Filipino boxer Manny Pacquiao said a much-anticipated fight with unbeaten American Floyd Mayweather was "near" after he agreed to a key demand to undergo drug testing.

The eight-division world champion said negotiations were nearly complete after he dropped his opposition to drugs screening -- and even suggested a $5 million fine if he tests positive.

"(The fight) is near. The negotiations are nearly finished," Pacquiao told reporters on Monday during a break from evening sessions in parliament, where he represents one of the Southeast Asian nation's poorest provinces.

"We agreed that this fight has to happen. We are ironing out the kinks. He (Mayweather) said he wants the fight to push through."

In a brief television interview on Sunday, Mayweather denied a deal had been signed but said he was "hopeful" the fight with Pacquiao would happen.

Mayweather had also demanded strict Olympic-style drug screening that would require blood tests 30 days before the fight, instead of a few days.

Without giving specifics of the current requirements by Mayweather about the drug testing, Pacquiao said that he had agreed.

"We agreed to their demand. In fact, I suggested a $5 million fine if I test positive for drugs," he said.

What Mayweather says

Unbeaten fighter Floyd Mayweather said Sunday that neither he nor Manny Pacquiao have signed a deal for a May mega-fight, but he still hopes to get into the ring with the Filipino icon.

Mayweather, attending the NBA All-Star Game at Madison Square Garden, said in a brief television interview during the contest that global reports about a virtually done deal for the long anticipated bout were premature.

The Sunday Telegraph in London, citing a source in the Pacquiao camp, reported "Pac-man" had signed a deal for a fight expected to be worth $250 million.

"That's not true," Mayweather said. "I haven't signed yet and he hasn't signed yet.

"It's just been speculations and rumors," Mayweather said. "But I'm hopeful we can make the fight happen."

Buzz about a potential Pacquiao-Mayweather fight on May 2 in Las Vegas has been growing all month after the Asian star's promoter Bob Arum said a deal could be looming.

Filipino southpaw Pacquiao is 57-5 with two drawn and 38 knockouts while Mayweather is 47-0 with 26 knockouts.

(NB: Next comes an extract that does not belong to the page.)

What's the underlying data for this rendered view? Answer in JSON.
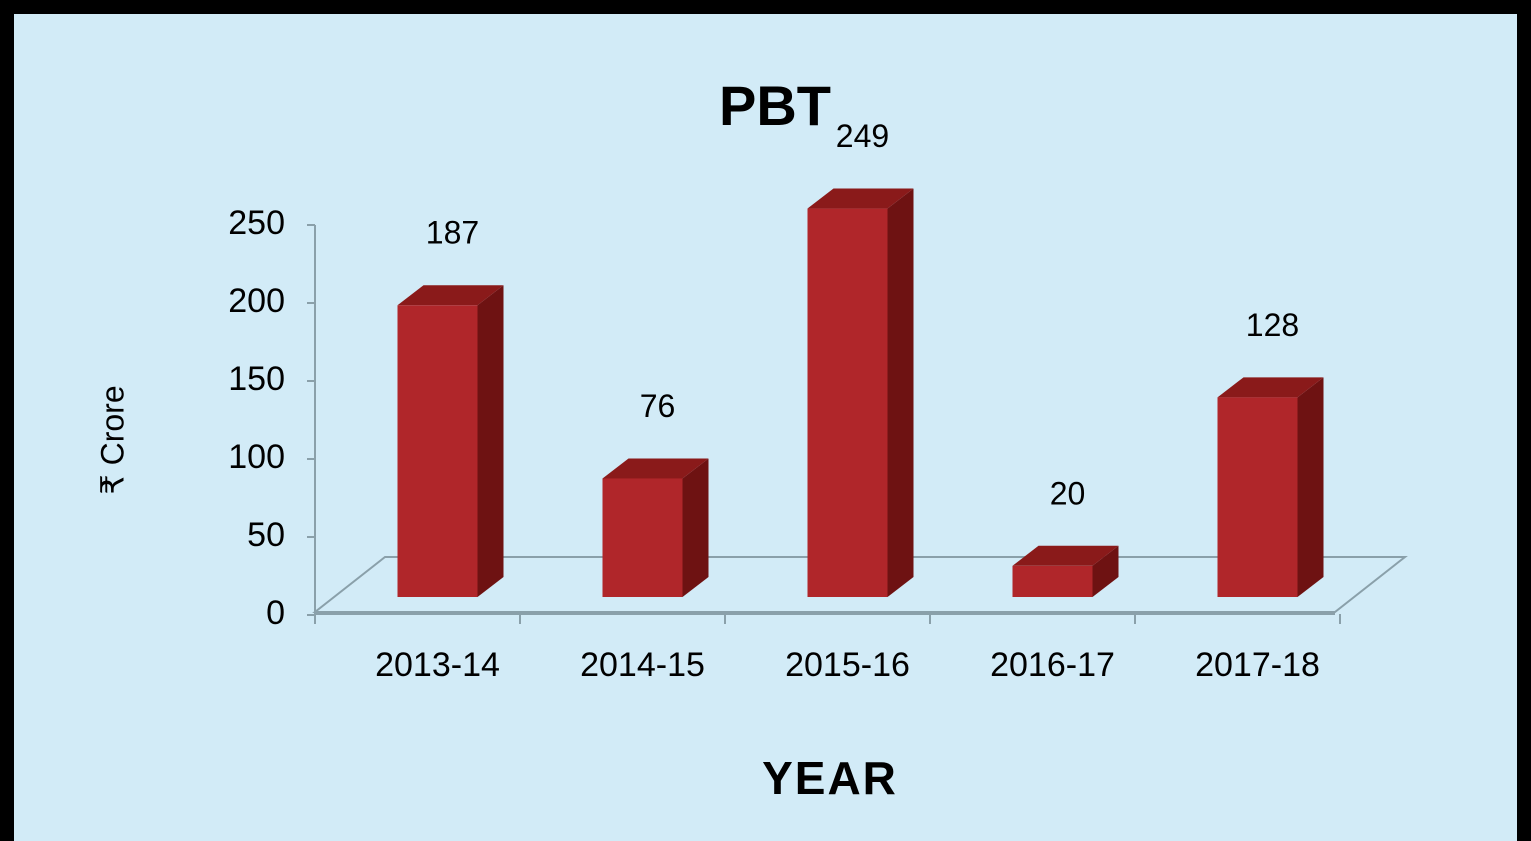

The two were long-time rivals as the "best pound-for-pound" boxers of their generation, but the dream fight has never materialized to the disappointment of the boxing world.

Various issues have scuttled previous attempts to make the fight, including a falling-out between Mayweather and Arum.

Drug testing protocol issues contributed to the breakdown of talks five years ago, but after the fighters met at an NBA game in Miami in late January talks seemed to be progressing.

One issue that must be resolved is the fighters' contracts with rival telecasters.

Mayweather has a contract with Showtime while Pacquiao has a deal with HBO, so the rival telecasters must also decide how to divvy up the spoils.

The last time Showtime and HBO made such a deal was for a Mike Tyson-Lennox Lewis matchup in 2002.